Portugal Siapkan Paket Bantuan Pemulihan Badai Kristin untuk Warga

- Portugal setujui paket Rp49,7 triliun untuk pemulihan.
- Paket bantuan ini untuk membantu warga dan pelaku usaha membangun kembali kerusakan akibat Badai Kristin.
- Wilayah Leiria adalah salah satu yang terparah.
Jakarta, IDN Times - Pemerintah Portugal pada Minggu (1/2/2026), menyetujui paket 2,5 miliar euro (Rp49,7 triliun) untuk membantu warga dan pelaku usaha membangun kembali kerusakan akibat Badai Kristin. Paket itu disiapkan setelah badai ekstrem tersebut menimbulkan korban jiwa serta gangguan besar pada layanan publik dan aktivitas ekonomi.
Badai Kristin menerjang Portugal daratan pada Rabu (28/1/2026), dengan hembusan angin sangat kencang dan hujan lebat yang merusak permukiman, fasilitas umum, dan jaringan listrik. Pemerintah juga menetapkan dan memperluas status bencana di wilayah terdampak untuk mempercepat respons darurat serta pemulihan.
1. Portugal setujui paket Rp49,7 triliun untuk pemulihan
Paket pemulihan yang disetujui bernilai 2,5 miliar euro (Rp49,7 triliun) dan ditujukan untuk membantu masyarakat serta bisnis memperbaiki kerusakan pasca badai, termasuk pada bangunan dan infrastruktur yang terdampak. Paket tersebut mencakup alokasi dana untuk perbaikan cepat jalur kereta dan jalan, dukungan pemulihan fasilitas publik, hingga pemulihan warisan budaya.
Perdana Menteri Portugal, Luís Montenegro, menekankan pemerintah menyiapkan mekanisme agar penanganan dan pemulihan bisa berjalan lebih cepat dan tidak berbelit.
“Yang sedang kami rancang adalah mekanisme agar proses pemulihan dapat dilakukan dengan lebih cepat, lebih sederhana, dan lebih efektif,” kata Montenegro, dilansir Euronews.
Rincian yang disampaikan setelah rapat Dewan Menteri juga mencakup skema bantuan langsung bagi warga, termasuk bantuan hingga 10 ribu euro (Rp199 juta) untuk rekonstruksi rumah serta kompensasi sektor pertanian dan kehutanan, serta moratorium pajak hingga 31 Maret 2026. Pemerintah memperpanjang status bencana sampai 8 Februari 2026 untuk menjaga protokol darurat tetap aktif di wilayah terdampak.
2. Wilayah Leiria adalah salah satu yang terparah
Badai Kristin melintas dengan hembusan angin ekstrem, dilaporkan mencapai 202 km/jam, serta hujan lebat yang memicu ribuan insiden darurat. Dampaknya mencakup korban jiwa, rumah rusak, transportasi terganggu, hingga listrik padam massal yang sempat memengaruhi ratusan ribu sampai sekitar satu juta pelanggan.

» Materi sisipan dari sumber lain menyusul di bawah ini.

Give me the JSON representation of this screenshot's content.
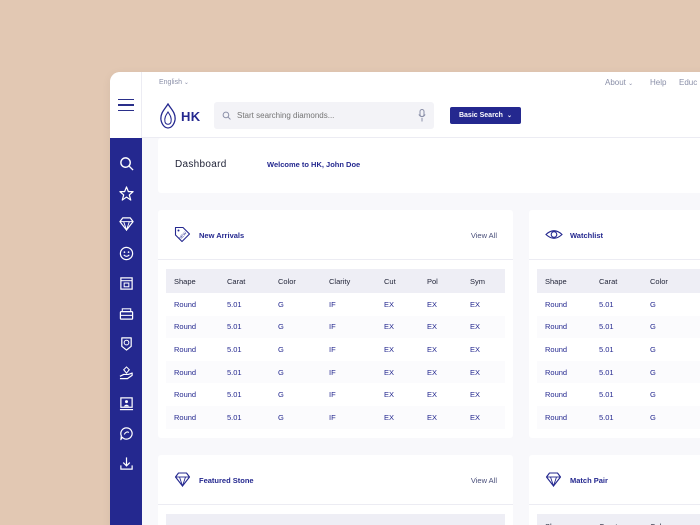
{
  "topbar": {
    "language": "English",
    "links": [
      "About",
      "Help",
      "Educ"
    ],
    "logo_text": "HK",
    "search_placeholder": "Start searching diamonds...",
    "basic_search_label": "Basic Search"
  },
  "sidebar": {
    "items": [
      "search",
      "star",
      "diamond",
      "smiley",
      "box",
      "gift",
      "award",
      "hand-diamond",
      "monitor",
      "chat",
      "download"
    ]
  },
  "dashboard": {
    "title": "Dashboard",
    "welcome": "Welcome to HK, John Doe"
  },
  "new_arrivals": {
    "title": "New Arrivals",
    "view_all": "View All",
    "columns": [
      "Shape",
      "Carat",
      "Color",
      "Clarity",
      "Cut",
      "Pol",
      "Sym"
    ],
    "rows": [
      [
        "Round",
        "5.01",
        "G",
        "IF",
        "EX",
        "EX",
        "EX"
      ],
      [
        "Round",
        "5.01",
        "G",
        "IF",
        "EX",
        "EX",
        "EX"
      ],
      [
        "Round",
        "5.01",
        "G",
        "IF",
        "EX",
        "EX",
        "EX"
      ],
      [
        "Round",
        "5.01",
        "G",
        "IF",
        "EX",
        "EX",
        "EX"
      ],
      [
        "Round",
        "5.01",
        "G",
        "IF",
        "EX",
        "EX",
        "EX"
      ],
      [
        "Round",
        "5.01",
        "G",
        "IF",
        "EX",
        "EX",
        "EX"
      ]
    ]
  },
  "watchlist": {
    "title": "Watchlist",
    "columns": [
      "Shape",
      "Carat",
      "Color"
    ],
    "rows": [
      [
        "Round",
        "5.01",
        "G"
      ],
      [
        "Round",
        "5.01",
        "G"
      ],
      [
        "Round",
        "5.01",
        "G"
      ],
      [
        "Round",
        "5.01",
        "G"
      ],
      [
        "Round",
        "5.01",
        "G"
      ],
      [
        "Round",
        "5.01",
        "G"
      ]
    ]
  },
  "featured_stone": {
    "title": "Featured Stone",
    "view_all": "View All"
  },
  "match_pair": {
    "title": "Match Pair",
    "columns": [
      "Shape",
      "Carat",
      "Color"
    ]
  },
  "colors": {
    "brand": "#24288f",
    "background": "#e2c8b3"
  }
}
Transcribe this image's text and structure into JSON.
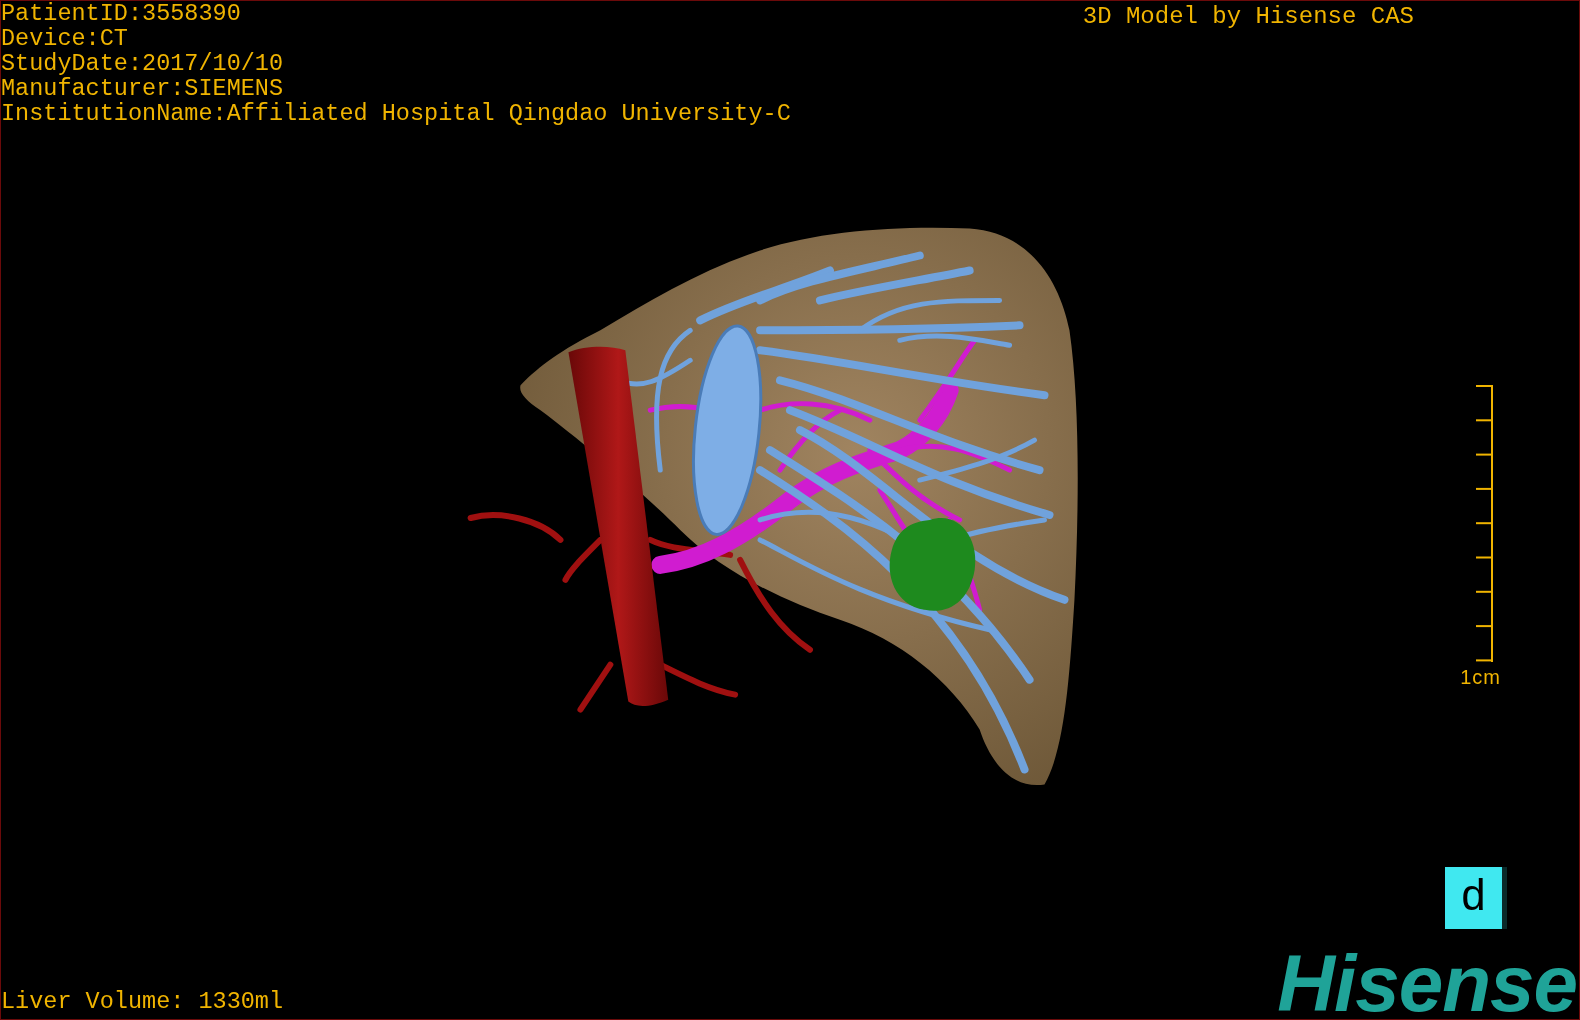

Di wilayah Leiria, salah satu area terparah, Wali Kota Gonçalo Lopes menggambarkan skala kerusakan parah di lapangan.
“Kami melihat pemandangan seperti pasca bencana. Gereja dan pusat olahraga kehilangan atap, banyak rumah kehilangan genteng, rumah dan mobil hancur, derek terbalik,” ujar Lopes.
Kerusakan juga menyasar jaringan energi. Operator transmisi listrik REN menyatakan badai berdampak pada sejumlah infrastruktur tegangan tinggi dan membutuhkan manuver teknis serta perbaikan fisik di titik tertentu untuk memulihkan pasokan. Tumbangnya pepohonan dan tiang utilitas turut mengganggu jalan raya serta layanan kereta sebelum badai bergerak ke Spanyol.
3. Portugal sudah melakukan penilaian dampak untuk memulihkan kondisi
Pemerintah Portugal menyatakan sejak awal terus memantau dampak badai, menyebutnya sebagai kejadian cuaca ekstrem yang menyebabkan kerusakan signifikan di berbagai wilayah dan sektor.
Selain mempercepat dukungan darurat melalui status bencana, Perdana Menteri Montenegro sebelumnya mengatakan bahwa pemerintah sudah melakukan penilaian dampak untuk memulihkan kondisi secepat mungkin.
“Penilaian atas seluruh dampak di lapangan sedang dilakukan, termasuk instrumen yang bisa dipakai untuk memulihkan situasi lebih cepat,” kata Montenegro.